Inspect Internal State

# Check partition configuration
SuperCache.Config.get_config(:num_partition)
SuperCache.Config.get_config(:key_pos)
SuperCache.Config.get_config(:partition_pos)

# Check cluster state
SuperCache.Cluster.Manager.live_nodes()
SuperCache.Cluster.Manager.get_replicas(0)

# Check WAL state
SuperCache.Cluster.WAL.stats()

# Check health metrics
SuperCache.Cluster.HealthMonitor.cluster_health()
SuperCache.Cluster.HealthMonitor.partition_balance()

# Check cache statistics
SuperCache.stats()
SuperCache.cluster_stats()

# Check API metrics
SuperCache.Cluster.Stats.api()
SuperCache.Cluster.Stats.partitions()

Common Issues

"tuple size is lower than key_pos" — Ensure tuples have enough elements for the configured key_pos.

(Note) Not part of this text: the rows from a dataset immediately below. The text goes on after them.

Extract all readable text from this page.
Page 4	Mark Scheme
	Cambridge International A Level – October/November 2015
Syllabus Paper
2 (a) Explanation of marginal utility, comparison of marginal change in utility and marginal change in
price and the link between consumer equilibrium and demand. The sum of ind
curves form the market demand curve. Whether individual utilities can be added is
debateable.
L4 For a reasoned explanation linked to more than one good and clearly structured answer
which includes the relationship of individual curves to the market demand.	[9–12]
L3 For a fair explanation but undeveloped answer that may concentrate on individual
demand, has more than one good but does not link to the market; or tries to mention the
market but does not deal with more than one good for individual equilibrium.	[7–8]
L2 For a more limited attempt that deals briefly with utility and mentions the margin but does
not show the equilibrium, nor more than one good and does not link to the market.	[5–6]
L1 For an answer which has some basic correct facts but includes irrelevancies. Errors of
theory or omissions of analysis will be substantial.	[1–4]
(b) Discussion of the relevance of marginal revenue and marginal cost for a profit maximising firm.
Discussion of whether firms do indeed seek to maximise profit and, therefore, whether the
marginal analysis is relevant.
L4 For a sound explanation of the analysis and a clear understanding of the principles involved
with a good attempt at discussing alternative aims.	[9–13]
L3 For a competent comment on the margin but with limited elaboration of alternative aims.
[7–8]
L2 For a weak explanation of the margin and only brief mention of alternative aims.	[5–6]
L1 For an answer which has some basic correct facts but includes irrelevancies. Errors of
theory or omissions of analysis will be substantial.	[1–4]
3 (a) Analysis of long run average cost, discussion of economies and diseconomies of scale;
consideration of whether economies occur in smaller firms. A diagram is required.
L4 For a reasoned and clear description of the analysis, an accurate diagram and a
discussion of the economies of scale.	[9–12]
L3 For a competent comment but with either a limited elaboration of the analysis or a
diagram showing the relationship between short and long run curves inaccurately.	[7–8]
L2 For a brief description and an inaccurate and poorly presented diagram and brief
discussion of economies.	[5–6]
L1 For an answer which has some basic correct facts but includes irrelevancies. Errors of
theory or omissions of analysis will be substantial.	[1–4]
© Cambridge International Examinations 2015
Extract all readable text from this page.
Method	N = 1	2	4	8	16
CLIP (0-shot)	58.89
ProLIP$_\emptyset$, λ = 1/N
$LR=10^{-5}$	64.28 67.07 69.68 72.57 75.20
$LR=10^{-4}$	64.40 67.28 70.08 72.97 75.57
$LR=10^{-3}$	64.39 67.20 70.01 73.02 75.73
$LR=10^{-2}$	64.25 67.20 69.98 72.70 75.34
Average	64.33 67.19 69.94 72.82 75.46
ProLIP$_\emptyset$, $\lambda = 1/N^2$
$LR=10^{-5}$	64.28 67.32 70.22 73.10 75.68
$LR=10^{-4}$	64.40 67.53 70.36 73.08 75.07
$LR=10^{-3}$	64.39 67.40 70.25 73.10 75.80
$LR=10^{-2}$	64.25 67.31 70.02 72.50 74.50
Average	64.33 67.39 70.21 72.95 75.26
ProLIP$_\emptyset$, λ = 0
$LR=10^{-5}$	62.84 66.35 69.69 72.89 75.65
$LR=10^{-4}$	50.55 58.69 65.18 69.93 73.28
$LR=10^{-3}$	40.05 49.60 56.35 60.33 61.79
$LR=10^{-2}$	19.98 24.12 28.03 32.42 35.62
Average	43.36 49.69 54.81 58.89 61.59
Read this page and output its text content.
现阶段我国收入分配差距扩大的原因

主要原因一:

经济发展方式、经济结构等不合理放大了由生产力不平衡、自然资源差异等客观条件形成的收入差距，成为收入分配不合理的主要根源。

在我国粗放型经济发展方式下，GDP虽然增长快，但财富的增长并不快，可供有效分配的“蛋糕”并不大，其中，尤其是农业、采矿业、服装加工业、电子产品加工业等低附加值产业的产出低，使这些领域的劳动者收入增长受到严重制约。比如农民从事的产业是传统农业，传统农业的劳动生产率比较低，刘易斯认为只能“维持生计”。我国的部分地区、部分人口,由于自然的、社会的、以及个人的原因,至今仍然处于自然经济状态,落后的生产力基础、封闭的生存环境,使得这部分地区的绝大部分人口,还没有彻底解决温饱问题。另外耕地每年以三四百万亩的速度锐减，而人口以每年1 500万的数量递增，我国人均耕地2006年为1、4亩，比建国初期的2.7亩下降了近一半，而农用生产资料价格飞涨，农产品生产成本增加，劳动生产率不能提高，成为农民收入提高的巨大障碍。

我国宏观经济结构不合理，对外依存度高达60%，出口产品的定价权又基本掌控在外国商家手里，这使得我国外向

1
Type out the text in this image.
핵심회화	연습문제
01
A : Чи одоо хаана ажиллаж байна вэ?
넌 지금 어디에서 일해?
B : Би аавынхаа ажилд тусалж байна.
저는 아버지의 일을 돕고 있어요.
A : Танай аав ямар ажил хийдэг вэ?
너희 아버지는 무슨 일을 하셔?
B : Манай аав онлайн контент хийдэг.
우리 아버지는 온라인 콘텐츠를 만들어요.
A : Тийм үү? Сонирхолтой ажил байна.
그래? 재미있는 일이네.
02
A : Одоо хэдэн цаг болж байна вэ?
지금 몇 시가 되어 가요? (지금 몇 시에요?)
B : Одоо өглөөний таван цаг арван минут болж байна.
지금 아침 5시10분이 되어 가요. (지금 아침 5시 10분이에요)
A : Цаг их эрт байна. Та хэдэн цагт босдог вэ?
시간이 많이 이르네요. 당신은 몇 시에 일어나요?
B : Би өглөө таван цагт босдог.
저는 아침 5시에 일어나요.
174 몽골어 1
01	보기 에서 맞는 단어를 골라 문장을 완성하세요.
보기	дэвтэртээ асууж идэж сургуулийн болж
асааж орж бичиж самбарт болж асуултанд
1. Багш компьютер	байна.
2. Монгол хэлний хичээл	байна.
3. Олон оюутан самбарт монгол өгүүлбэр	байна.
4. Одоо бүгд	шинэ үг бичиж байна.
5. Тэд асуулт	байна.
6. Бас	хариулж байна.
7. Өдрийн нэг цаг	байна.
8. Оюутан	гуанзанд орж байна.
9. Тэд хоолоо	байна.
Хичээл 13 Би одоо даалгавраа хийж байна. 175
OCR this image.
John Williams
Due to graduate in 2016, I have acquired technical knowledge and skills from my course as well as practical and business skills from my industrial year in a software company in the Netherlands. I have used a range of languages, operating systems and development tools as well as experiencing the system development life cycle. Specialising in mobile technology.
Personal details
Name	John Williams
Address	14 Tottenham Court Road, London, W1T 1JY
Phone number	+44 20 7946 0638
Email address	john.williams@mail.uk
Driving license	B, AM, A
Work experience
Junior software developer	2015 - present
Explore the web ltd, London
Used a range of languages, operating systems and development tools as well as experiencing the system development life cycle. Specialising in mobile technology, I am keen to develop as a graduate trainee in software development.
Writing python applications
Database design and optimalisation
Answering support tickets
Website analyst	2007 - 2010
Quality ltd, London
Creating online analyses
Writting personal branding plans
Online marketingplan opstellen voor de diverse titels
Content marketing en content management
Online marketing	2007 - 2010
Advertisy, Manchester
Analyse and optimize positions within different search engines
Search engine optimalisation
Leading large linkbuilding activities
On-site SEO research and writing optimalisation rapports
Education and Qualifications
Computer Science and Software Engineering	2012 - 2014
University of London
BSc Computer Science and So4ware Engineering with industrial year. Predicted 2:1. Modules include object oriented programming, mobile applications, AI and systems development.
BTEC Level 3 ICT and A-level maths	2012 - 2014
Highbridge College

"Partition count mismatch" — All nodes must have the same num_partition value.

"Replication lag increasing" — Check network connectivity, verify no GC pauses, use HealthMonitor.cluster_health().

"Quorum reads timing out" — Ensure majority of nodes are reachable, check :erpc connectivity.

Contributing

  1. Fork the repository
  2. Create a feature branch (git checkout -b feature/amazing-feature)
  3. Commit your changes (git commit -m 'Add amazing feature')
  4. Push to the branch (git push origin feature/amazing-feature)
  5. Open a Pull Request

Code Style

  • Run formatter: mix format
  • Check for warnings: mix compile --warnings-as-errors
  • Run tests: mix test --exclude cluster

Adding New Features

  1. Add tests first (TDD approach)
  2. Implement the feature
  3. Update documentation in README.md and relevant guides
  4. Update @moduledoc and @doc strings
  5. Run full test suite: mix test

Module Design Guidelines

  • Public API functions — Use @doc with examples. Provide both bang (!) and safe variants for operations that can fail.
  • erpc entry points — Use @doc false for functions called across nodes via :erpc. These must be public but are not part of the user-facing API.
  • Local implementations — Prefix with do_local_* to avoid collision with @doc false erpc entry points.
  • Distributed routing — Use Cluster.Router for routing, Cluster.Replicator for replication, and Cluster.DistributedStore for shared helpers.
  • Configuration — Store in Config GenServer. Use :persistent_term for hot-path keys.
  • ETS tables — Always use EtsHolder for lifecycle management. Tables are auto-deleted on shutdown.